While Apple and others are working towards abolishing terrible conditions in their production, what can IT consultants and IT headhunters do in considering what companies to work with? Ethisphere creates a yearly list honoring particularly ethical companies in a myriad of industries that IT recruiters CA or IT contractors could check before submitting resumes if they have particularly rigorous standards.  When considering a specific company’s ethical track record, technical recruiters and IT professionals can benefit from a quick Google search.  Human rights infringements are, of course complicated matters.  IT recruiting agencies or IT consultants may need to skim a few different articles to get a balanced perspective on exactly how ethical or unethical a company is.  It’s important to note that the search doesn’t have to just be for one’s own edification.  IT professionals in IT job interviews or IT staffing firms in meetings with IT managers or potential clients can definitely display interest in a company with a mention of its stellar ethical record.

H-1B’s Might Drive Change for IT Recruiting Companies

It might be January, but today feels more like Christmas Eve to the information technology industry.  As a bipartisan group of senators are set to present a bill that will increase the H-1B cap (and increase it again, depending on the demands of the market), IT recruiting firms, IT managers and IT contractors are waiting with baited breath.  IT jobs are very often sought-out by immigrants in need of H-1B’s and IT recruiters Boston and IT recruiters CA will likely be affected with the rest of the technology market if the bill is passed.

In addition to a general strengthening of the industry, IT headhunters are likely to see a surge in foreign applicants’ resumes for technical jobs if the bill is passed.  Previously, technical recruiters and IT consultants alike tended to count on the number of H-1B’s evaporating quickly.  This bill may change the game for IT recruiters San Diego as IT jobs become more open to immigrants and as companies reap the more indirect benefits of the bill.  Even if the bill does not pass, it marks considerable progress toward a bill like it passing one day in the future.  Whatever the result, IT staffing firms are sure to remember this day for a long time.
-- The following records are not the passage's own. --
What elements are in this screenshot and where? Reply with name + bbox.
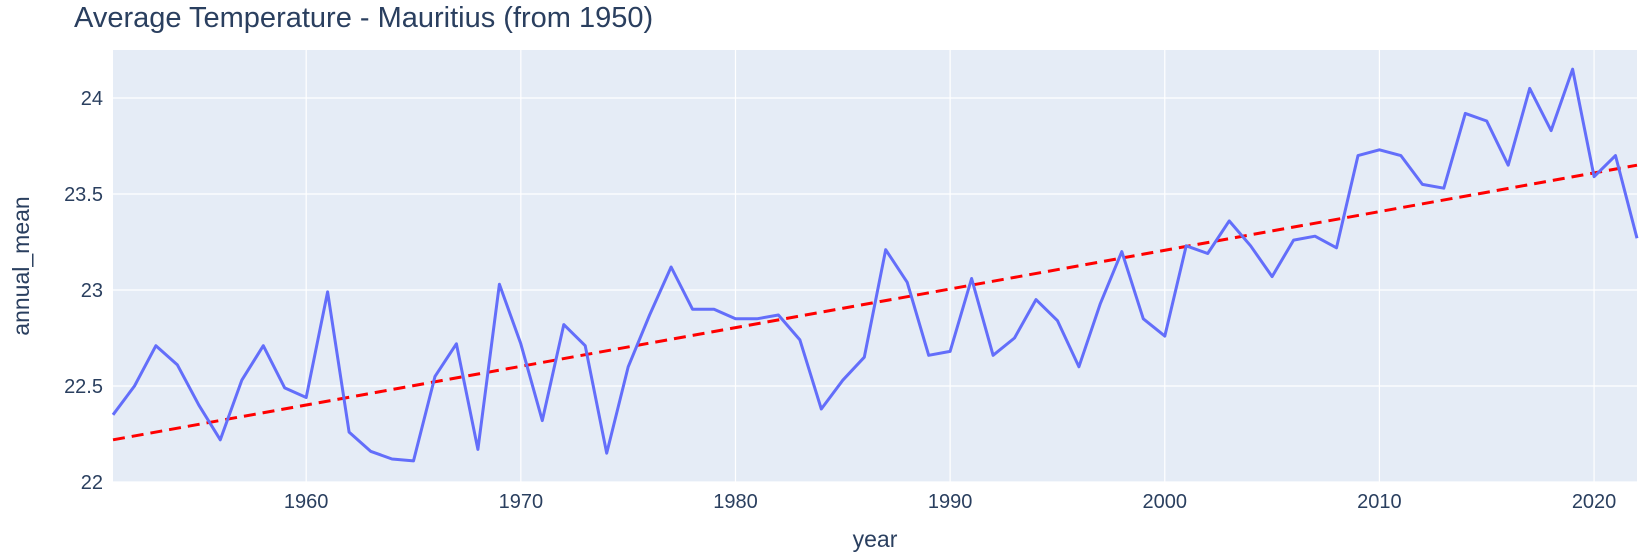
y-tick-labels: 22 22.5 23 23.5 24 [64, 88, 103, 494]
grid-lines [113, 50, 1637, 483]
trend-line [112, 163, 1638, 442]
y-axis-title: annual_mean [8, 196, 34, 335]
trend-layer [112, 163, 1638, 442]
x-tick-label: 1970 [499, 491, 544, 513]
plot-background [113, 50, 1637, 482]
x-tick-label: 1990 [928, 491, 973, 513]
x-tick-labels: 1960 1970 1980 1990 2000 2010 2020 [284, 491, 1616, 513]
x-axis-title: year [853, 526, 898, 552]
x-tick-label: 2000 [1143, 491, 1188, 513]
y-tick-label: 22 [81, 472, 103, 494]
temperature-line [111, 67, 1639, 463]
y-tick-label: 24 [81, 88, 103, 110]
x-tick-label: 1980 [713, 491, 758, 513]
x-tick-label: 2020 [1572, 491, 1617, 513]
chart-title: Average Temperature - Mauritius (from 19… [74, 2, 653, 34]
x-tick-label: 2010 [1357, 491, 1402, 513]
y-tick-label: 22.5 [64, 376, 103, 398]
y-tick-label: 23.5 [64, 184, 103, 206]
x-tick-label: 1960 [284, 491, 329, 513]
y-tick-label: 23 [81, 280, 103, 302]
series-layer [111, 67, 1639, 463]
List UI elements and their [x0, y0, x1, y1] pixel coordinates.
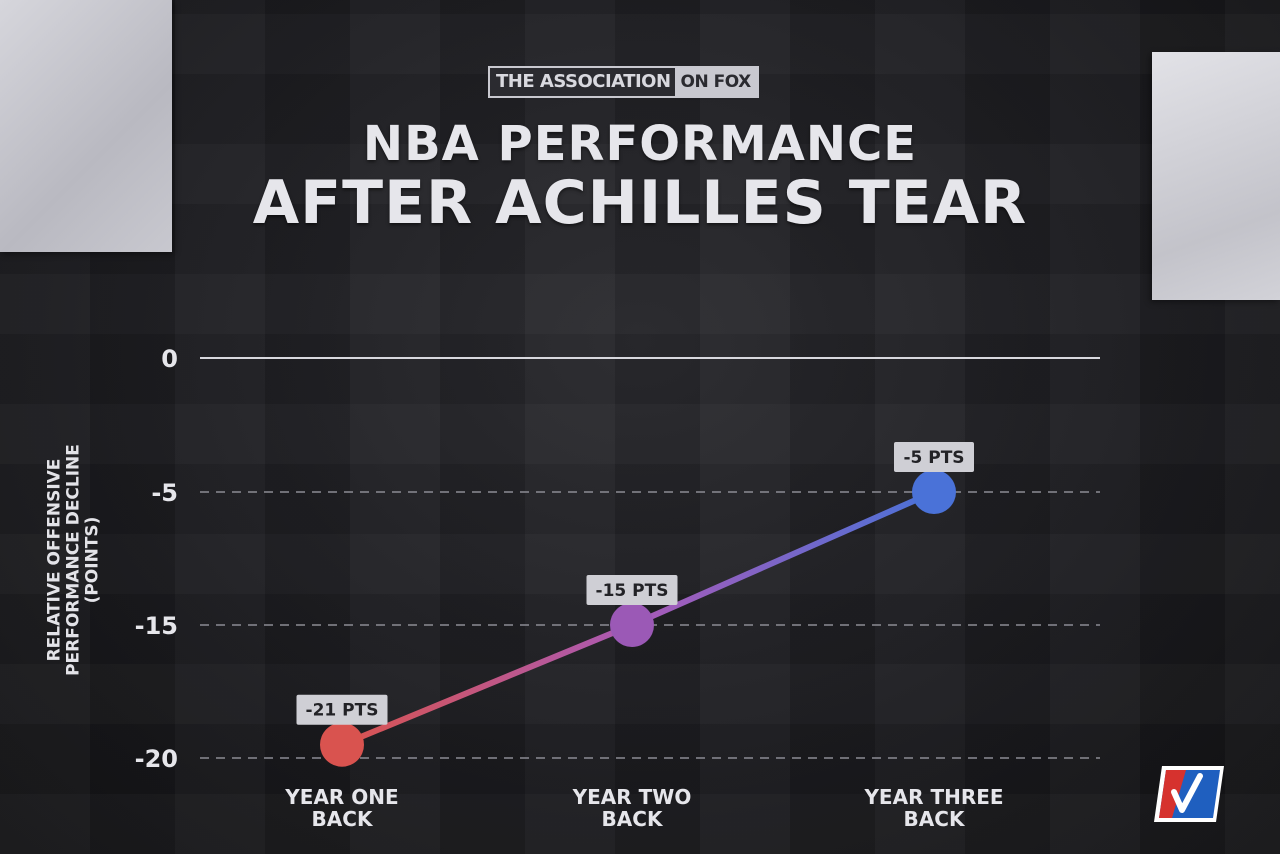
y-tick-layer: 0 -5 -15 -20 — [135, 345, 178, 773]
data-label-text: -21 PTS — [306, 701, 379, 721]
page-title-line-1: NBA PERFORMANCE — [362, 116, 918, 172]
data-point — [320, 722, 364, 767]
y-tick-label: -5 — [151, 479, 178, 507]
data-label-text: -15 PTS — [596, 581, 669, 601]
data-label-text: -5 PTS — [903, 448, 964, 468]
data-label: -21 PTS — [296, 694, 388, 725]
x-category-layer: YEAR ONE BACK YEAR TWO BACK YEAR THREE BACK — [284, 785, 1003, 831]
data-point — [912, 470, 956, 514]
x-category-label: YEAR TWO BACK — [572, 785, 692, 831]
data-point-layer — [320, 470, 956, 767]
brand-tag: ON FOX — [674, 68, 757, 96]
data-label-layer: -21 PTS -15 PTS -5 PTS — [296, 442, 974, 725]
x-category-label: YEAR ONE BACK — [284, 785, 398, 831]
brand-badge: THE ASSOCIATION ON FOX — [488, 66, 759, 98]
data-label: -5 PTS — [894, 442, 974, 472]
data-label-box — [894, 442, 974, 472]
x-category-label: YEAR THREE BACK — [863, 785, 1003, 831]
y-tick-label: 0 — [161, 345, 178, 373]
y-tick-label: -20 — [135, 745, 178, 773]
brand-name: THE ASSOCIATION — [496, 71, 671, 92]
y-tick-label: -15 — [135, 612, 178, 640]
data-label-box — [296, 694, 388, 725]
data-label-box — [586, 575, 678, 605]
data-label: -15 PTS — [586, 575, 678, 605]
paper-scrap-right — [1152, 52, 1280, 300]
data-point — [610, 603, 654, 647]
paper-scrap-left — [0, 0, 172, 252]
page-title-line-2: AFTER ACHILLES TEAR — [252, 168, 1028, 238]
fox-sports-logo-icon — [1154, 766, 1224, 822]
Informational Interviews and Shadowing

In the IT staffing Industry, there are many techniques aimed at helping a candidate land an IT job.  As a prospective  candidate, you should utilize all of these “tricks of the trade.”  One “trick” our IT recruiters recommend is trying to schedule an informational meeting with a potential IT hiring manager.  Most managers and executives like to talk about how they got to where they are.  It gives them a chance to look back on their IT career and see what got them there. Another great way to learn more about that IT job you hope to have one day is shadowing an executive or manager for a couple of hours or a couple days.  You would of course first have to make sure they feel comfortable with this.  They can tell you, the job seeker, what technical skills you need to know and the different tasks they handle throughout the day. So when you can’t find too many IT job opportunities, try getting to know IT managers and executives.  Not only will you likely learn something about the IT industry, you’ll make an important contact as well.